The property market is driven by supply and demand. In some areas the population can handle a lot of dwellings.  But there will be a point where excess supply in an area will drive down demand for property. If you’re buying a house with thousands of vacant acres next door, there is a good chance that land will be carved up and developed. Similarly, you don’t want an apartment next door to a block of 220 units, with another 180 units proposed across the road. Check with state and local urban planning policies to see what is planned for the areas you’re interested in.

How convenient are the transport links?

Knowing the local traffic bottlenecks and proximity to public transport will help you determine the liveability of a property. You don’t want a property that has a 30-minute queue of traffic out the front door as it will deter potential tenants. Similarly, consider the distance to public transport and if your tenant will feel safe walking to access it at night.  Learn what roading, transport and infrastructure developments are being planned for the future.

What amenities are on offer?

If tenants can have a great lifestyle by being close to their favourite cafes, you’re more likely to attract them.  Proximity to grocery shops, gyms, cafes, restaurants and parks significantly improves rentability. Depending on the type of property, you may also want to consider what schools are nearby.

Are you purchasing the right property for the area?

When considering the best location for an investment property, you need to factor in property type.  There is a lot of debate on houses versus units. If you’re buying close to the city, chasing lifestyle or after an affordable yield, it’s likely a unit will be better for you. If you’re looking beyond the city fringe, then a house is probably better suited to you. Either will work, but it’s a matter of getting the right property for the right area that suits your personal strategy. A quality one-bedroom unit near the CBD with water views will likely do well.  But a small one-bedroom unit 45 kilometres from the CBD is a less sound strategy.

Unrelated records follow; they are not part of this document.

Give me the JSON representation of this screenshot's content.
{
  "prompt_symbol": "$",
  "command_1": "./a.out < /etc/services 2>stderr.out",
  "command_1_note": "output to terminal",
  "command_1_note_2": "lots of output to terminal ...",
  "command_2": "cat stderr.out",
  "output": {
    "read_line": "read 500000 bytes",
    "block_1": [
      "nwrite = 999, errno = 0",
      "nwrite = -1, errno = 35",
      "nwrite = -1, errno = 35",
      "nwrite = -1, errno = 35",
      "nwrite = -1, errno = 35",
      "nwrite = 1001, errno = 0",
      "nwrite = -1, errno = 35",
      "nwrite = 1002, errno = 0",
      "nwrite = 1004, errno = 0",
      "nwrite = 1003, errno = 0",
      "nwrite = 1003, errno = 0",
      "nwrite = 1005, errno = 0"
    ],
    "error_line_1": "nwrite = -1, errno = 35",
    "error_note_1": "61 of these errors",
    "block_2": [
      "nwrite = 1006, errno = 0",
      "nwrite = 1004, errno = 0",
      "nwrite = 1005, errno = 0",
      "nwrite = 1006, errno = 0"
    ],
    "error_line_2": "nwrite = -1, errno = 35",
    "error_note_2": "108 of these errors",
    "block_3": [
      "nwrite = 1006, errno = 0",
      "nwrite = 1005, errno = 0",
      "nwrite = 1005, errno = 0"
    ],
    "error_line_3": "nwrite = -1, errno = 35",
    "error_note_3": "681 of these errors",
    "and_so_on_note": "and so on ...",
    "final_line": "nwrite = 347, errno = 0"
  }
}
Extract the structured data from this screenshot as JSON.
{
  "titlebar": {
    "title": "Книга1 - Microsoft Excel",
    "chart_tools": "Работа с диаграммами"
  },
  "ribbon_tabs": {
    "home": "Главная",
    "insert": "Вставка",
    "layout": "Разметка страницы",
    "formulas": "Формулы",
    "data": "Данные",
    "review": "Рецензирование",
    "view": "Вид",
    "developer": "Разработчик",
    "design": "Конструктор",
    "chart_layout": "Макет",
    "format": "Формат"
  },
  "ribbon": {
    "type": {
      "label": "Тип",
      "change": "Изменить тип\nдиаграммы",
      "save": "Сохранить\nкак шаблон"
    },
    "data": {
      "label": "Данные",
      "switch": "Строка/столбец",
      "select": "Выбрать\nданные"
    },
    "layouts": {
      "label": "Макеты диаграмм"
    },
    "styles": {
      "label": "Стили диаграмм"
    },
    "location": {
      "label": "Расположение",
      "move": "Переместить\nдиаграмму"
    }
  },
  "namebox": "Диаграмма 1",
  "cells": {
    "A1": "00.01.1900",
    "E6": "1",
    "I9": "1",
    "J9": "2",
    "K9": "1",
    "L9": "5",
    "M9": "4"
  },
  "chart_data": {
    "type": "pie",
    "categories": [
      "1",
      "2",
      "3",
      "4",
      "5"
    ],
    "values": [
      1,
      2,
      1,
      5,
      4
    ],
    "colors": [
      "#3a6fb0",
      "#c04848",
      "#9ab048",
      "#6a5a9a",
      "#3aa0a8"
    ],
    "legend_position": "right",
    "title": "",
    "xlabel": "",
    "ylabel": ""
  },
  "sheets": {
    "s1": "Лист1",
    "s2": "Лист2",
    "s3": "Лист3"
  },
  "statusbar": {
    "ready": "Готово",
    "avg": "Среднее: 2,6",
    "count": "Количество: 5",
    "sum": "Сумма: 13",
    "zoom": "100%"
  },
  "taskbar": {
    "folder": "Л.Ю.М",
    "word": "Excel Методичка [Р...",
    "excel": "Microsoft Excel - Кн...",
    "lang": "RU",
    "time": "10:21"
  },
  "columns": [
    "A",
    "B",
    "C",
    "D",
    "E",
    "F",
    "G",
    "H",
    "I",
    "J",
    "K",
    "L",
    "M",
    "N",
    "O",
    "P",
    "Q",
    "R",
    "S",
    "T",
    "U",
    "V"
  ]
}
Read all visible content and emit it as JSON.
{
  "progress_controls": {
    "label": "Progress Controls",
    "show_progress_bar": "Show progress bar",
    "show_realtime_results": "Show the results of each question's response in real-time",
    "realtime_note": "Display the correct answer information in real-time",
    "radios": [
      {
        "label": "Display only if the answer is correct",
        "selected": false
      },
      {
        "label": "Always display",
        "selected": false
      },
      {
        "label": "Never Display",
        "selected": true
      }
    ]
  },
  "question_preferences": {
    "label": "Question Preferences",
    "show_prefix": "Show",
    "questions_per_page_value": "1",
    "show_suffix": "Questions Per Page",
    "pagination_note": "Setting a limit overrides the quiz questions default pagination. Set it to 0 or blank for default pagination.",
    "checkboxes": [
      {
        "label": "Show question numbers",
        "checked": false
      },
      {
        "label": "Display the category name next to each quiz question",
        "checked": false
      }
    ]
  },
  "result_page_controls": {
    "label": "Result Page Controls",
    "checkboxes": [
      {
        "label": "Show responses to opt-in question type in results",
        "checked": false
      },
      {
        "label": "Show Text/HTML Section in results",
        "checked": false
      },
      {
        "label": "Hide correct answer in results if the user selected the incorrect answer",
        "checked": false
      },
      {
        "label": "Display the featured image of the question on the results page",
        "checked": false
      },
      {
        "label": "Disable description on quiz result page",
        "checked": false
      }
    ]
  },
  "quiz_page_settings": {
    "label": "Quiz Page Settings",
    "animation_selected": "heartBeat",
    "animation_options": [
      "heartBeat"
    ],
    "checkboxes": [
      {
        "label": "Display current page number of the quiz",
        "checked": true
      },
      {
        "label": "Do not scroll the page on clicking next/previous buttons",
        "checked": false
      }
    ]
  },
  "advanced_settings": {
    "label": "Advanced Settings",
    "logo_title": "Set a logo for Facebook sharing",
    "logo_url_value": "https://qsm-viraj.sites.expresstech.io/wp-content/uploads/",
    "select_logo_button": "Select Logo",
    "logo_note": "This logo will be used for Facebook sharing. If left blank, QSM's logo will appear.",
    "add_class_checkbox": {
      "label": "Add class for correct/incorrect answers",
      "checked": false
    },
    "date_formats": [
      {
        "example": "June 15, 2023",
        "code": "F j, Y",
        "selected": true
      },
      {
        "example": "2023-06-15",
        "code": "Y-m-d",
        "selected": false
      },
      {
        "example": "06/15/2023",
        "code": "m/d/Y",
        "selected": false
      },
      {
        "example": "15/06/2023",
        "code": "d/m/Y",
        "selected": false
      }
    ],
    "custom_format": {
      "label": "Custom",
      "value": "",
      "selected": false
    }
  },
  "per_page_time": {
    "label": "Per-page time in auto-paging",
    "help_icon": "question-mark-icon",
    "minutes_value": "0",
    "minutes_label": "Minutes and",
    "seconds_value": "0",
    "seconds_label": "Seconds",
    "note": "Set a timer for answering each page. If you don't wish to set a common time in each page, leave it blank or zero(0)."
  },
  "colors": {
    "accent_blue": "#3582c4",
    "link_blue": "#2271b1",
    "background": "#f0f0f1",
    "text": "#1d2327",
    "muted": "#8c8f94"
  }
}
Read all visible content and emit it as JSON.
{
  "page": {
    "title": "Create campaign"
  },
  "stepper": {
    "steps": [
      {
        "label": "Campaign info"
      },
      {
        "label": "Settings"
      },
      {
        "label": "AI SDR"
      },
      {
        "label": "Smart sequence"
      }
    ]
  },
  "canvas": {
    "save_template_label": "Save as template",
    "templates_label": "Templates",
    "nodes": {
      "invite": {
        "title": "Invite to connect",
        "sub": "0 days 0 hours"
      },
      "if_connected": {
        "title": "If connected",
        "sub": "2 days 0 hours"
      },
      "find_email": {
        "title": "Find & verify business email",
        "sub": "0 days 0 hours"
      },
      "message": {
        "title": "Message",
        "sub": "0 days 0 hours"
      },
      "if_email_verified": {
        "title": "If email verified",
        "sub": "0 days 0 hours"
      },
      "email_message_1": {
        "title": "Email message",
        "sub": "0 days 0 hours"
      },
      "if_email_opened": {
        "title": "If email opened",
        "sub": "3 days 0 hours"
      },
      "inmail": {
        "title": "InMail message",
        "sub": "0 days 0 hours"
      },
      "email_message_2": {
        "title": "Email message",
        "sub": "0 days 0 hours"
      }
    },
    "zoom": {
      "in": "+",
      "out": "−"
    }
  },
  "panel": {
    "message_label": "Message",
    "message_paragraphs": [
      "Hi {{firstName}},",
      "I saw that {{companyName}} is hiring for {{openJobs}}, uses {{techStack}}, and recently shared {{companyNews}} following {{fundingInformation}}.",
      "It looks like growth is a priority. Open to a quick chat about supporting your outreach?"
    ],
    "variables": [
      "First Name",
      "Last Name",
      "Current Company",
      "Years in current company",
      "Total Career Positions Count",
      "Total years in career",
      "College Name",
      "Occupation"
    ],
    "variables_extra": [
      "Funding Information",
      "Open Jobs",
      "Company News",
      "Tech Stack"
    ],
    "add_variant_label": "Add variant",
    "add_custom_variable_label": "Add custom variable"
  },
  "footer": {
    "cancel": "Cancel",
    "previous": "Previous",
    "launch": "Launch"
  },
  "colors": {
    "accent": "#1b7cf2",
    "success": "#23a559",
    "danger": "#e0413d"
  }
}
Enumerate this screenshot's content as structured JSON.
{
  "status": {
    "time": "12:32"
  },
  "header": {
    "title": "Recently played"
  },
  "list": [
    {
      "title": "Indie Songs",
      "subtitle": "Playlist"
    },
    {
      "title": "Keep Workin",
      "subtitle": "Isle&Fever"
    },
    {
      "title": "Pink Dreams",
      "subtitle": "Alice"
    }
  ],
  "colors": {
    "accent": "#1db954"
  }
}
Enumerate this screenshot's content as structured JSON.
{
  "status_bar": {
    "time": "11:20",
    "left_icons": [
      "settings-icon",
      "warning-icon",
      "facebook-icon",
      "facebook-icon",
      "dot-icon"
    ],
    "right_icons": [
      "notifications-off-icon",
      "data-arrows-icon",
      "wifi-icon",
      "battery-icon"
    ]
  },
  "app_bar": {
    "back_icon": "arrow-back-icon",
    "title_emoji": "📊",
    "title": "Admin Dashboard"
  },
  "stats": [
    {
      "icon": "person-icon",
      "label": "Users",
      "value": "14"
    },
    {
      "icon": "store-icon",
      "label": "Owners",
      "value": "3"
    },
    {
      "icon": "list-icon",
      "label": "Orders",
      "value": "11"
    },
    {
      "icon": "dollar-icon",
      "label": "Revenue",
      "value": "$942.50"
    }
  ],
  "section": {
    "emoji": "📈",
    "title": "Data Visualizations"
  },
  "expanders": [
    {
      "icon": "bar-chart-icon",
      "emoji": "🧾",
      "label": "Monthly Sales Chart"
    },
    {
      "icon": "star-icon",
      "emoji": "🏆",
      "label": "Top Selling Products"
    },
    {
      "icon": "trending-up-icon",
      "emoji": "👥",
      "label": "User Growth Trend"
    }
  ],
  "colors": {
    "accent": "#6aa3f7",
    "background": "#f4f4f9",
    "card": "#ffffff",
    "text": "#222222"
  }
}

Are you buying for the long term?

There is a lot in the media on what is happening in the property market at any one point in time. However the media speculates less frequently about what is likely to occur in the longer term, simply because it’s not as interesting. Property is a long-term investment, and you’re likely to hold it for 10 years plus. By considering the recommendations above, you can start to form a picture of the long-term trends for what you’re looking to buy. Suburbs evolve over time, the economy will go up and down.  You need to find a property that is going to weather these changes. The best location for an investment property is one with long-term desirability. This plays out well for both renting and resale, which is ultimately what you’re looking for in a good investment.